Pelapor Diproses Hukum, RAKO Serukan Stop Lapor Kasus Korupsi
Aktivis RAKO desak perlindungan hukum bagi pelapor korupsi dan minta Kapolri serta Dewan Pers turun tangan
Sulut24.com, MANADO - Lembaga Swadaya Masyarakat (LSM) Rakyat Anti Korupsi (RAKO) menyoroti lemahnya perlindungan hukum terhadap pelapor kasus korupsi di Indonesia, menyusul diprosesnya Ketua RAKO Harianto Nanga sebagai pelapor oleh kepolisian atas tuduhan pencemaran nama baik.
Kasus ini bermula dari laporan dugaan korupsi alih fungsi kawasan hutan lindung di Desa Wineru yang disampaikan RAKO ke Kejaksaan Tinggi Sulawesi Utara dan diteruskan ke Kejaksaan Agung, namun berujung pada kriminalisasi terhadap pelapornya.
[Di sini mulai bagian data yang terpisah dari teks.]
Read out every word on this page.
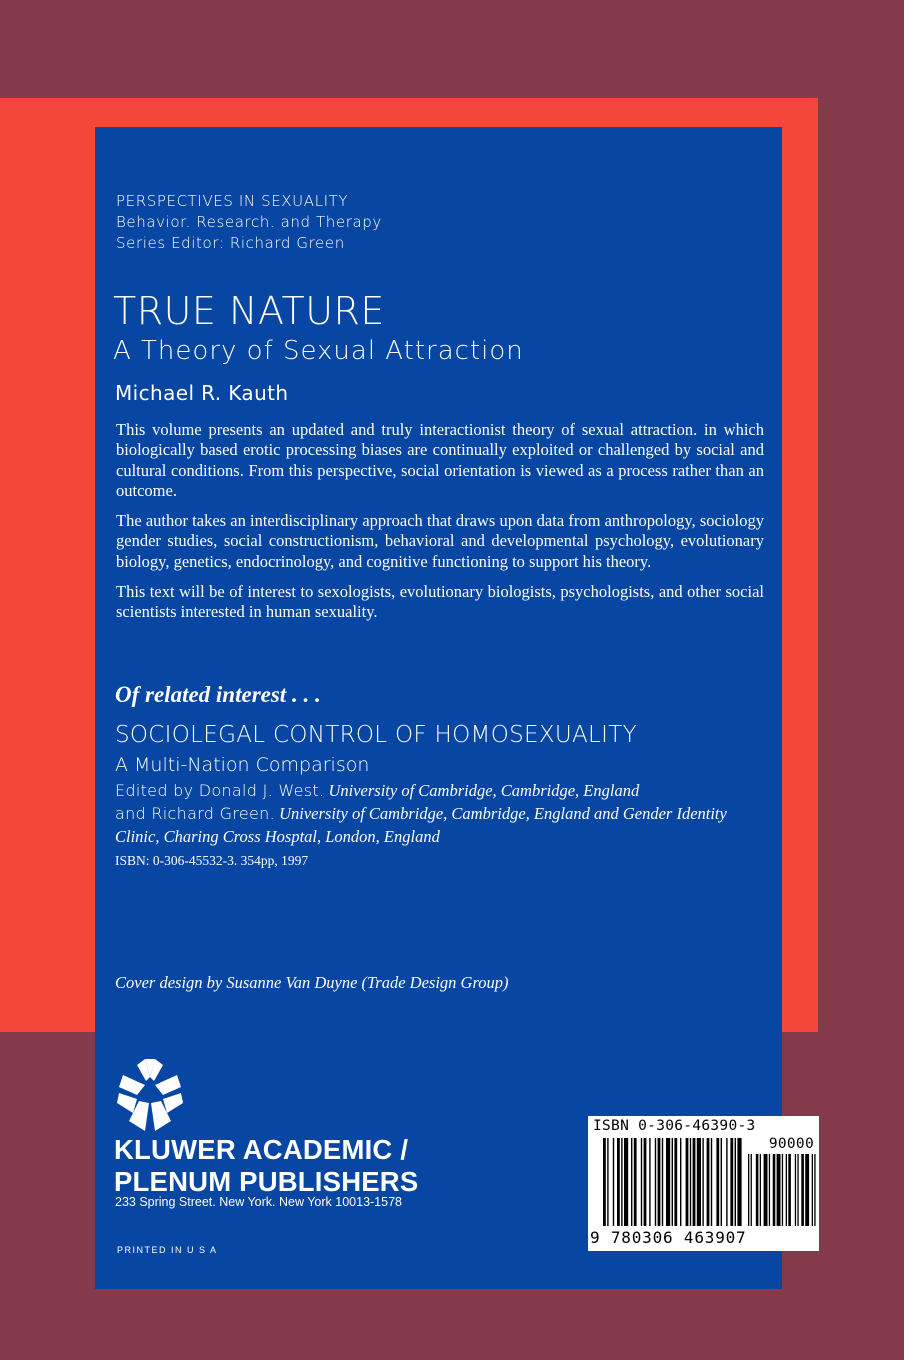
PERSPECTIVES IN SEXUALITY
Behavior. Research. and Therapy
Series Editor: Richard Green
TRUE NATURE
A Theory of Sexual Attraction
Michael R. Kauth

This volume presents an updated and truly interactionist theory of sexual attraction. in which biologically based erotic processing biases are continually exploited or challenged by social and cultural conditions. From this perspective, social orientation is viewed as a process rather than an outcome.

The author takes an interdisciplinary approach that draws upon data from anthropology, sociology gender studies, social constructionism, behavioral and developmental psychology, evolutionary biology, genetics, endocrinology, and cognitive functioning to support his theory.

This text will be of interest to sexologists, evolutionary biologists, psychologists, and other social scientists interested in human sexuality.

Of related interest . . .
SOCIOLEGAL CONTROL OF HOMOSEXUALITY
A Multi-Nation Comparison
Edited by Donald J. West. University of Cambridge, Cambridge, England
and Richard Green. University of Cambridge, Cambridge, England and Gender Identity Clinic, Charing Cross Hosptal, London, England
ISBN: 0-306-45532-3. 354pp, 1997
Cover design by Susanne Van Duyne (Trade Design Group)
KLUWER ACADEMIC /
PLENUM PUBLISHERS
233 Spring Street. New York. New York 10013-1578
PRINTED IN U S A
ISBN 0-306-46390-3
90000
9 780306 463907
"Undang-Undang Nomor 31 Tahun 2014 tentang Perlindungan Saksi dan Korban, khususnya pelapor kasus korupsi, hanya sebatas syair tanpa realisasi konkret di lapangan," kata Ketua RAKO, Harianto Nanga, dalam pernyataan tertulis, Jumat (27/6).
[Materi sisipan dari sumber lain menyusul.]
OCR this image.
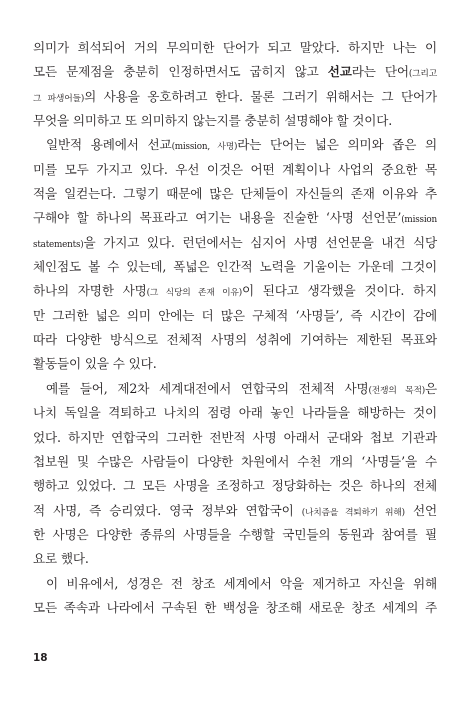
의미가 희석되어 거의 무의미한 단어가 되고 말았다. 하지만 나는 이
모든 문제점을 충분히 인정하면서도 굽히지 않고 선교라는 단어(그리고
그 파생어들)의 사용을 옹호하려고 한다. 물론 그러기 위해서는 그 단어가
무엇을 의미하고 또 의미하지 않는지를 충분히 설명해야 할 것이다.
일반적 용례에서 선교(mission, 사명)라는 단어는 넓은 의미와 좁은 의
미를 모두 가지고 있다. 우선 이것은 어떤 계획이나 사업의 중요한 목
적을 일컫는다. 그렇기 때문에 많은 단체들이 자신들의 존재 이유와 추
구해야 할 하나의 목표라고 여기는 내용을 진술한 ‘사명 선언문’(mission
statements)을 가지고 있다. 런던에서는 심지어 사명 선언문을 내건 식당
체인점도 볼 수 있는데, 폭넓은 인간적 노력을 기울이는 가운데 그것이
하나의 자명한 사명(그 식당의 존재 이유)이 된다고 생각했을 것이다. 하지
만 그러한 넓은 의미 안에는 더 많은 구체적 ‘사명들’, 즉 시간이 감에
따라 다양한 방식으로 전체적 사명의 성취에 기여하는 제한된 목표와
활동들이 있을 수 있다.
예를 들어, 제2차 세계대전에서 연합국의 전체적 사명(전쟁의 목적)은
나치 독일을 격퇴하고 나치의 점령 아래 놓인 나라들을 해방하는 것이
었다. 하지만 연합국의 그러한 전반적 사명 아래서 군대와 첩보 기관과
첩보원 및 수많은 사람들이 다양한 차원에서 수천 개의 ‘사명들’을 수
행하고 있었다. 그 모든 사명을 조정하고 정당화하는 것은 하나의 전체
적 사명, 즉 승리였다. 영국 정부와 연합국이 (나치즘을 격퇴하기 위해) 선언
한 사명은 다양한 종류의 사명들을 수행할 국민들의 동원과 참여를 필
요로 했다.
이 비유에서, 성경은 전 창조 세계에서 악을 제거하고 자신을 위해
모든 족속과 나라에서 구속된 한 백성을 창조해 새로운 창조 세계의 주
18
RAKO mengungkapkan bahwa produk jurnalistik yang digunakan sebagai bagian dari pelaporan justru dijadikan dasar oleh penyidik Polres Minahasa Utara untuk memproses pelapor secara pidana.
Menurut Nanga, seharusnya sengketa tersebut diselesaikan melalui Dewan Pers, bukan aparat penegak hukum.
Komisi Pemberantasan Korupsi (KPK), dalam surat bernomor R/1798/PM.00.01/30-35/05/2025 tertanggal 7 Mei 2025, menyatakan kasus pencemaran nama baik tersebut di luar kewenangan mereka dan menyarankan pelapor membawa kasusnya ke instansi berwenang sesuai aturan.
"Untuk itu, kami sarankan agar laporan dapat disampaikan kepada instansi yang berwenang yaitu Kejaksaan Tinggi Sulawesi Utara sesuai ketentuan perundang-undangan yang berlaku," tulis KPK dalam surat yang ditujukan kepada Ketua RAKO.
Namun demikian, Polres Minahasa Utara tetap memproses laporan pencemaran nama baik tersebut.
RAKO menilai tindakan ini mengabaikan ketentuan lex specialis yang melindungi karya jurnalistik sebagaimana diatur dalam UU Pers No. 40 Tahun 1999 dan Nota Kesepahaman antara Dewan Pers dan Polri.
"Ini bisa menjadi preseden buruk terhadap kebebasan berpendapat dan semangat pelaporan kasus korupsi, jika seperti ini kami serukan untuk stop laporkan kasus korupsi" ujar Nanga.
RAKO mendesak Kapolri dan Dewan Pers untuk mengevaluasi penanganan kasus ini.
Organisasi ini juga menegaskan pentingnya perlindungan hukum yang memadai bagi pelapor korupsi guna mendorong partisipasi publik dalam pemberantasan tindak pidana korupsi.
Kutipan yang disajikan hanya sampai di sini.